On any weekend, you’re likely to find Bridget Lane baking cookies.
But her cookies are a little more complex than the average chocolate chip treat and not just because they’re gluten free. Lane’s cookies got their start in a special situation and have grown into a business designed to nourish those in special situations.
Lane, who lives in Lafayette, is the mother of a 61/2-year-old and two 5-year-old twins, all boys and all on the autism spectrum. When her eldest was diagnosed at age 3, Lane and her husband, both dietitians, decided to try a gluten-free diet for their son, a regimen some families say has helped their autistic children.
As she began homing in on the right technique and ingredients — she says one secret is her flour that’s a mixture of brown rice, white rice, tapioca and potato starch — the idea of starting a cookie company bubbled up to consciousness.

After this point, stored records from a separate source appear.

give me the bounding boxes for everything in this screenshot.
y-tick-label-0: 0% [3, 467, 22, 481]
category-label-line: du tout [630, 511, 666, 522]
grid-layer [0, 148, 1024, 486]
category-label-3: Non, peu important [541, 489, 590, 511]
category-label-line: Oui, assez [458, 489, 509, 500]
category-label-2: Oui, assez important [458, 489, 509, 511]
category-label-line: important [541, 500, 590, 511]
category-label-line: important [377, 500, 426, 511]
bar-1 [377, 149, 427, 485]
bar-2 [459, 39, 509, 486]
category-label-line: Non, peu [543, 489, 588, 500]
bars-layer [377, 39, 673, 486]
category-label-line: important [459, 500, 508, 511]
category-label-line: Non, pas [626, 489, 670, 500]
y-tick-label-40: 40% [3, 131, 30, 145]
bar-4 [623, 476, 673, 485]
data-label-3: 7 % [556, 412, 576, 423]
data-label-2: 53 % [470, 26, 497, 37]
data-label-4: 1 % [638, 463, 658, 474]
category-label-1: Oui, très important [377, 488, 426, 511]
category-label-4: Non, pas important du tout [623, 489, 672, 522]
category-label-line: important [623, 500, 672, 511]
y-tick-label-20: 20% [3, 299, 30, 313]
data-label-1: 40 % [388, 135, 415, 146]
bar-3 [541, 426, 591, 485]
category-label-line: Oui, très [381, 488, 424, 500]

Lane got to work filling out the paperwork to set up a nonprofit, called One Mom on a Mission. Its cookie business, appropriately enough, is called Helping Hands Bakery.
Lane’s idea was bigger than simply making cookies for a cause. She wanted to offer work to people with disabilities to help them find a purpose in the larger community.
Helping Hands currently employs about 10 part-time workers, half of whom have disabilities.
“They come. We teach them how to do everything from scooping cookie dough, cookie creation, cookie formation,” Lane says.
Some of those employees help Lane present samples in Whole Foods.
“We don’t want them back in some warehouse,” Lane says. “We want them to be back in the community with the rest of us.”